Microkinetic Model Validation for Fischer-Tropsch Synthesis at Methanation Conditions based on Steady State Isotopic Transient Kinetic Analysis

Abstract A Single-Event MicroKinetic (SEMK) model has been extended towards the simulation of Steady State Isotopic Transient Kinetic Analysis (SSITKA) data for Co catalyzed Fischer-Tropsch Synthesis (FTS). The extended model considers two types of sites and both direct and H-assisted CO dissociation. Regression of the model parameters to the data obtained from 17 steady state and 11 SSITKA experiments resulted in physicochemically meaningful estimates for the activation energies and atomic chemisorption enthalpies.
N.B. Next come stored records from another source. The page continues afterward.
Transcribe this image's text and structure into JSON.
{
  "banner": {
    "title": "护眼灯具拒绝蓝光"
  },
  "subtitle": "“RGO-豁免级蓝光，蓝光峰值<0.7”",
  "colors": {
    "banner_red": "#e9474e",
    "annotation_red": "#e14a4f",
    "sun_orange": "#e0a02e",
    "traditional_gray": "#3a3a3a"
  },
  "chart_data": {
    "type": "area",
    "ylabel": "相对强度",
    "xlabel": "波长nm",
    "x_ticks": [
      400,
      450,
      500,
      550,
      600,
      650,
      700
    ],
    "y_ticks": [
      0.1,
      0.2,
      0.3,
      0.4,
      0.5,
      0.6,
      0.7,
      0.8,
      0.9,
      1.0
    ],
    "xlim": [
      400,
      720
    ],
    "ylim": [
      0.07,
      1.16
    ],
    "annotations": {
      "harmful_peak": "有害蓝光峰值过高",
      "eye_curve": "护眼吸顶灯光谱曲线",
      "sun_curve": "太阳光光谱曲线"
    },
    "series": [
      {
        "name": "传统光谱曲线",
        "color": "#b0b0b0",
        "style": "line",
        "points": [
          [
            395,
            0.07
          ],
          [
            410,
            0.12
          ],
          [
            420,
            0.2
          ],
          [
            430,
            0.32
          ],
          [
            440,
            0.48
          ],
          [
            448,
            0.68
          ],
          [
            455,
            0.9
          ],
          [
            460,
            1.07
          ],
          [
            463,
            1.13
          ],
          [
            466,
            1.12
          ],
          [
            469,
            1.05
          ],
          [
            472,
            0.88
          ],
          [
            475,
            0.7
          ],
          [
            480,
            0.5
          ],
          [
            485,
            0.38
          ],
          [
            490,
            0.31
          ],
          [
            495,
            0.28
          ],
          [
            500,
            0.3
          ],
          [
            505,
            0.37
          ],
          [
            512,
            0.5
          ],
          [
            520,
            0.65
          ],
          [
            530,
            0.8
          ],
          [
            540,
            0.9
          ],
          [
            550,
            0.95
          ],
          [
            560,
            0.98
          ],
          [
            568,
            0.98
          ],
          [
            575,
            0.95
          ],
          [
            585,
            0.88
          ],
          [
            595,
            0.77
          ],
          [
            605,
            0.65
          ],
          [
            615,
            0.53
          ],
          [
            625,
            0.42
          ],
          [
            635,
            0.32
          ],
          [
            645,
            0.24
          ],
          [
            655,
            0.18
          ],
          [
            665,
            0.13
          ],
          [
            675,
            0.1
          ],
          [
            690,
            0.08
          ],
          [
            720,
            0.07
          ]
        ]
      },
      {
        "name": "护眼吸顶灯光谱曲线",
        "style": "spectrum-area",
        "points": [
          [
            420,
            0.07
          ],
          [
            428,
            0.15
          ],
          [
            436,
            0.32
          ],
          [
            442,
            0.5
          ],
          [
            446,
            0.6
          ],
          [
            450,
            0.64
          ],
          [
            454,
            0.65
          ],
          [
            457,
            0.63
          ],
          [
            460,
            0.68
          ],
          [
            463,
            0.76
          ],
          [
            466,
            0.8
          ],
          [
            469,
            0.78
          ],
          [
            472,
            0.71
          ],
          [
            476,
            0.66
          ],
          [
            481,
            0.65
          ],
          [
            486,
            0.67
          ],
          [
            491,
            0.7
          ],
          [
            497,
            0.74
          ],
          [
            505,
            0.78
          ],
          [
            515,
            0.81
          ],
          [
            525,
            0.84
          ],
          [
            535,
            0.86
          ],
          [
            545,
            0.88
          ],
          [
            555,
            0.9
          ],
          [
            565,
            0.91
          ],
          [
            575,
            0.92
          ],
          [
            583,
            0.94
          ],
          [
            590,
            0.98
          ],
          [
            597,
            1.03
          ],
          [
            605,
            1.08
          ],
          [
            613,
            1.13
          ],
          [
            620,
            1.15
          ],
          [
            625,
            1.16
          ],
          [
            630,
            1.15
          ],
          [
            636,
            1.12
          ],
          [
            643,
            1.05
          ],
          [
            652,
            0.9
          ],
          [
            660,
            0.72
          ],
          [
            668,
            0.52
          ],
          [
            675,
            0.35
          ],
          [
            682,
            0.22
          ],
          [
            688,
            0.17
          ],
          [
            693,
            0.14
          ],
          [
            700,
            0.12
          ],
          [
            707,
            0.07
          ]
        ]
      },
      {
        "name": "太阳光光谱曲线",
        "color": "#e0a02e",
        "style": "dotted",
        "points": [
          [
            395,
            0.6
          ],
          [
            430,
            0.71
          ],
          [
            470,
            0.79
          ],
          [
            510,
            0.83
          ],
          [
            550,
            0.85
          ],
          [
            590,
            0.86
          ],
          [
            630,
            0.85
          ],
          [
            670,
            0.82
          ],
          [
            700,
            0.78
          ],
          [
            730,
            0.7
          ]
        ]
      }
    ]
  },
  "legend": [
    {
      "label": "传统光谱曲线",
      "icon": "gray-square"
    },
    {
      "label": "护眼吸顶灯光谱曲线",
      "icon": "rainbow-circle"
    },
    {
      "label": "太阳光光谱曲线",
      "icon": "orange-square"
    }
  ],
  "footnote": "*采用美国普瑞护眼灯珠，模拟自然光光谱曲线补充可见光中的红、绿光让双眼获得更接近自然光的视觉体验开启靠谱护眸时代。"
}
The application of the phenomenological UBI-QEP method allows to physically interpret the nature of the two site types considered in the model, i.e., terrace and step sites. A reaction path analysis shows that over 80 percent of the CO reacts on the step sites. Furthermore, chain growth exclusively occurs on these sites. The terrace sites are less reactive for CO dissociation and are identified as responsible for methane production. A fraction of the alkenes, produced on the step sites, is hydrogenated to alkanes on the terrace sites. Based on model simulations, the metal particle size effect, i.e., a lower TOF, higher methane selectivity and increasing alkane to alkene ratio with decreasing metal particle size, is attributed to an increasing relative importance of the terrace sites on the reaction kinetics.